Texas Landlord-Tenant Laws
Texas Security deposits
Texas places no cap on how much a landlord can charge as a security deposit, but the return rules have real teeth: the deposit (less lawful, itemized deductions — never normal wear and tear) is due within 30 days of surrender, once the tenant has provided a written forwarding address.

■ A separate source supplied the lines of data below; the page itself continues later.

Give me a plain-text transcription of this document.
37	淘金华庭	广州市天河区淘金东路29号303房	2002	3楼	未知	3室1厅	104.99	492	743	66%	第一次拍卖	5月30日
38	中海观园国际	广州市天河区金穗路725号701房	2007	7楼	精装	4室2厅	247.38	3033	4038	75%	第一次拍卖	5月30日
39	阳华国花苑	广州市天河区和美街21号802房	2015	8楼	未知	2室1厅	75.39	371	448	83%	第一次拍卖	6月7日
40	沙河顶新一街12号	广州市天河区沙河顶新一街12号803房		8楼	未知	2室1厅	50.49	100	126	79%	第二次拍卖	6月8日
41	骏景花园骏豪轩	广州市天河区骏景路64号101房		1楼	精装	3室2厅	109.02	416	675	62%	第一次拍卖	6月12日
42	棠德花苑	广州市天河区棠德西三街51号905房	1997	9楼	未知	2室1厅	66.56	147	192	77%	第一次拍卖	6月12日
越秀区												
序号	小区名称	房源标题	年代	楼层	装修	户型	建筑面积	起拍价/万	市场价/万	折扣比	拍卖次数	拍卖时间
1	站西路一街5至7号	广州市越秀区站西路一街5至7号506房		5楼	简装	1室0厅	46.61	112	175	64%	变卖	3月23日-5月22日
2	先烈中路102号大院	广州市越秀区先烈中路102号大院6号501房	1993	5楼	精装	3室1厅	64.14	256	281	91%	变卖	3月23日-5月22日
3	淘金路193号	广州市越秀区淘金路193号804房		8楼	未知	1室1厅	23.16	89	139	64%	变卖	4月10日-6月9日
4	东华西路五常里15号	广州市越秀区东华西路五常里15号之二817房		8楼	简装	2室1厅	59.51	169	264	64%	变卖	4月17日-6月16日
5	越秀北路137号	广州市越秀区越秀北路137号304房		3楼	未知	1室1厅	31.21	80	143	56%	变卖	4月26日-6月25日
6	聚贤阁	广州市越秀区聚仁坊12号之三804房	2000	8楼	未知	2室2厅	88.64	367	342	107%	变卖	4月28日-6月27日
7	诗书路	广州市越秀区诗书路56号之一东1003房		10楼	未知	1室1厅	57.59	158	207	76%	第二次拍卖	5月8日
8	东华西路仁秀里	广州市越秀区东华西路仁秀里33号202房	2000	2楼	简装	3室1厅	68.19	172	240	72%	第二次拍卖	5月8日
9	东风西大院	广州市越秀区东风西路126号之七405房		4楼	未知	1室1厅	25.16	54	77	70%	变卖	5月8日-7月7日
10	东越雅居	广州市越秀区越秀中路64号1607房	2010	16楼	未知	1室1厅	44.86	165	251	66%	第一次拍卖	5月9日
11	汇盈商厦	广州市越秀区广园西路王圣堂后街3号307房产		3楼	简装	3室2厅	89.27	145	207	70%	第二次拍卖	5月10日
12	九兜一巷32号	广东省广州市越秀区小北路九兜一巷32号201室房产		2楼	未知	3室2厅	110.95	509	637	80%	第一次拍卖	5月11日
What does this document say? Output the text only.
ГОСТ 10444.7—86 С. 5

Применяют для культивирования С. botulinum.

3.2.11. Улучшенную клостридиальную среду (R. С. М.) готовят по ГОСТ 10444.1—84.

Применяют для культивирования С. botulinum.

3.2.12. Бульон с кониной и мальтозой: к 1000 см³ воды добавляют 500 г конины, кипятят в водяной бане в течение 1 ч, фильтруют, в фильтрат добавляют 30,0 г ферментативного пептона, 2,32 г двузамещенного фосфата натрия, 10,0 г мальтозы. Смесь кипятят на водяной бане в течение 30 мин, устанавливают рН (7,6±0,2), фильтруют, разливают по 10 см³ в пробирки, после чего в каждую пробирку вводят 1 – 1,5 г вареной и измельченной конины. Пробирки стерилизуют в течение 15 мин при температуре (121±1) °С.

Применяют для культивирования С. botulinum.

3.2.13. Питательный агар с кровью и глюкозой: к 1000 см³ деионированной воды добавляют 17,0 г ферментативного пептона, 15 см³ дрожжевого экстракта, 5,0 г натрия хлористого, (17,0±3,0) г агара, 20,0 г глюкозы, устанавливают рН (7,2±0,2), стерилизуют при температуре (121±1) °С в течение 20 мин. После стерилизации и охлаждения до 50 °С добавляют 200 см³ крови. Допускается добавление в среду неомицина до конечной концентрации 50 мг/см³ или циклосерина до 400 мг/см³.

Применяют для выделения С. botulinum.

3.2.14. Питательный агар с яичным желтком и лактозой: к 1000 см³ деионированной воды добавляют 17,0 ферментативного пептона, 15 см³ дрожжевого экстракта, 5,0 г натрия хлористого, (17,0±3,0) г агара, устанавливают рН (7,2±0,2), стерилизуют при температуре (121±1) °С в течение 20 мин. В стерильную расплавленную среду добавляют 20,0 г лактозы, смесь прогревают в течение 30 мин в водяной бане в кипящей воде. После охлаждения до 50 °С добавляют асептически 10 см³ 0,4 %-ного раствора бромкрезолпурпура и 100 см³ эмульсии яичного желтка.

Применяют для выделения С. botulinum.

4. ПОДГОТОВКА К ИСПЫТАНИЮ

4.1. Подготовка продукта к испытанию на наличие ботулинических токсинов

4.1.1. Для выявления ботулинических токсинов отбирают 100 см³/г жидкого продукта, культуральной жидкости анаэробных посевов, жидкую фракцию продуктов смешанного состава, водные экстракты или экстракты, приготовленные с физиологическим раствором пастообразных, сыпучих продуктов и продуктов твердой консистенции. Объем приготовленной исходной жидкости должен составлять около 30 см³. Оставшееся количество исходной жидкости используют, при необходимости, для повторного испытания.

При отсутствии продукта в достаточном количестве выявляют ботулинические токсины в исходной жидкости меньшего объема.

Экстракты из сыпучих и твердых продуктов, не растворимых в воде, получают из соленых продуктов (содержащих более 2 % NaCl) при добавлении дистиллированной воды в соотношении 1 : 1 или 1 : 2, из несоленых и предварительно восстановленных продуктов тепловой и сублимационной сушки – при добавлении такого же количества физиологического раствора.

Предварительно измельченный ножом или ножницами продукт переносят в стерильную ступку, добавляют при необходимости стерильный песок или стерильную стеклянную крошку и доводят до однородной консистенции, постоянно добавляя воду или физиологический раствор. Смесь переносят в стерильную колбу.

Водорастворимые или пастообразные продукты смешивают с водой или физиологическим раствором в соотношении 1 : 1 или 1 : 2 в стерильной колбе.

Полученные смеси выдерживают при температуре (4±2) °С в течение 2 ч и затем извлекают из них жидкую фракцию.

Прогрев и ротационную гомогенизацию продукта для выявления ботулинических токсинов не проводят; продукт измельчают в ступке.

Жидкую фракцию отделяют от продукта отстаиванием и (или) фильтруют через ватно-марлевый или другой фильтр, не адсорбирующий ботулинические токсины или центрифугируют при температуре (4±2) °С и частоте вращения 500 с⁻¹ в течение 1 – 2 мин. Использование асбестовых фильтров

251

Texas Rent increase notice
Texas has no statute requiring a specific notice period for rent increases; for month-to-month tenancies the practical rule comes from the termination statute — a month-to-month tenancy can be ended with a month's notice, so an increase is effectively a month's-notice proposition the tenant can accept or leave on.
Texas Late fees
Texas allows a residential late fee only if it is in the written lease and rent has remained unpaid for two full days after the due date — rent due on the 1st cannot draw a fee before the 4th.
Texas Entry notice
Texas has no statute requiring landlords to give advance notice before entering a rental unit — entry rights come entirely from the lease.
How this record was verified: Web verification against the Texas State Law Library landlord-tenant guides (guides.sll.texas.gov, official state source summarizing Prop. Code ch. 92) and full statute text of Prop. Code §§ 92.019, 92.103, 92.104, 92.107, 92.109 via legal databases; statutes.capitol.texas.gov URLs cited for the official text.